The hardest part about studying abroad for me was the initial transition. After I got through the first 72 hours and had time to meet people I was living and taking courses with, and after I developed a routine, that initial nervousness faded quickly!

What is one thing you wish you would have known before studying abroad in Lebanon?

I had studied abroad before and felt prepared to live in Lebanon, but I would recommend doing some research on the weather and on what you might like to do in your spare time, as that would dictate what kinds of things you might need to pack!

Ksara Vineyard in Beqaa Valley, Lebanon

A sunny afternoon at Ksara Vineyard

Do you have any packing tips for students headed to Beirut?

Beirut has a very moderate climate and a variety of different activities. You'll want to have with you a little bit of everything. Definitely check the weather for the months you'll be there, and don't forget a swimsuit and an umbrella just in case!

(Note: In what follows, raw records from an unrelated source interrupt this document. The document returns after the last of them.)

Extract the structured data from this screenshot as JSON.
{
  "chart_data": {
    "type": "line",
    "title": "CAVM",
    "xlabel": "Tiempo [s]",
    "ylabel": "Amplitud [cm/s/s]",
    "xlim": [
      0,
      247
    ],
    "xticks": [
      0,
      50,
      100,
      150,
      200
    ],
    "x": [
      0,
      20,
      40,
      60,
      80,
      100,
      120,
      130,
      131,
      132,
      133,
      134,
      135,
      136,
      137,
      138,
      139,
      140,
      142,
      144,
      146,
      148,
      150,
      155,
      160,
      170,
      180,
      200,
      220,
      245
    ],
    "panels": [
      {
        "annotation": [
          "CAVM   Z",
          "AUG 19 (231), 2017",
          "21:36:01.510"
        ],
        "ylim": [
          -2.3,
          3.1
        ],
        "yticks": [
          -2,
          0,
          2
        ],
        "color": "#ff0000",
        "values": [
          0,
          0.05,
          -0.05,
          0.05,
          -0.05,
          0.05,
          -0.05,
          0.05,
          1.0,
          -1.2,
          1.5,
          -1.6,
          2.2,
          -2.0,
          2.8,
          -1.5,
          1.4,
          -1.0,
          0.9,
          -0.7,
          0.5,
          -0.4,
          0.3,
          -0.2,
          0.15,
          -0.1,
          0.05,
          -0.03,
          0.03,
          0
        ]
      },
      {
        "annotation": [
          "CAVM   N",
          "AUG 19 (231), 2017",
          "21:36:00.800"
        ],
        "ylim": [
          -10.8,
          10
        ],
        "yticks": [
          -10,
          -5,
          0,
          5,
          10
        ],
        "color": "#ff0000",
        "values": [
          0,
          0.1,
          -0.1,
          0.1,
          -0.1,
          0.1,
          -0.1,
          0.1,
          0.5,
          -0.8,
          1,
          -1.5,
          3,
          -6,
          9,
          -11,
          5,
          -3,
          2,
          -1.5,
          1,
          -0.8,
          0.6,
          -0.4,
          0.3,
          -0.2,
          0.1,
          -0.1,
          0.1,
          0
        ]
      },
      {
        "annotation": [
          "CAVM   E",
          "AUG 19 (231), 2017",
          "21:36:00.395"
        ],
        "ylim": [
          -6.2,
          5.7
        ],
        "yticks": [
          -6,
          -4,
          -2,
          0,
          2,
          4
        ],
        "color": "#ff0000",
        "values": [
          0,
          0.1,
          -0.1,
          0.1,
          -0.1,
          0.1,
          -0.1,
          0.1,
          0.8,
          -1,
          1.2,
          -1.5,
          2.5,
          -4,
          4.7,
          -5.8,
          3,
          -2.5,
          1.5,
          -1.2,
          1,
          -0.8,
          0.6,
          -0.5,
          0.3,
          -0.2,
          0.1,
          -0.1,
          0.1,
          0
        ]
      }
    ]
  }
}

Now that you're home, how would much would you say your time abroad has impacted your life?

The program, and in particular the time I spent in Lebanon after the conclusion of the program, has shaped my career path and I believe helped my admittance into a competitive and well respected graduate institution.

There are so many benefits of study abroad. Going to Beirut transformed my life; I learned a lot about myself and about how to adapt to diverse and unique environments.

Would you recommend the American University of Beirut to other students?

I would definitely recommend AUB to other students. They have a wonderful array of coursework and skilled professors in a variety of subject areas. In addition, the campus is beautiful and surrounded by cafes and restaurants!

If you could study abroad again, where would you go?

I would go back to Lebanon in a heartbeat.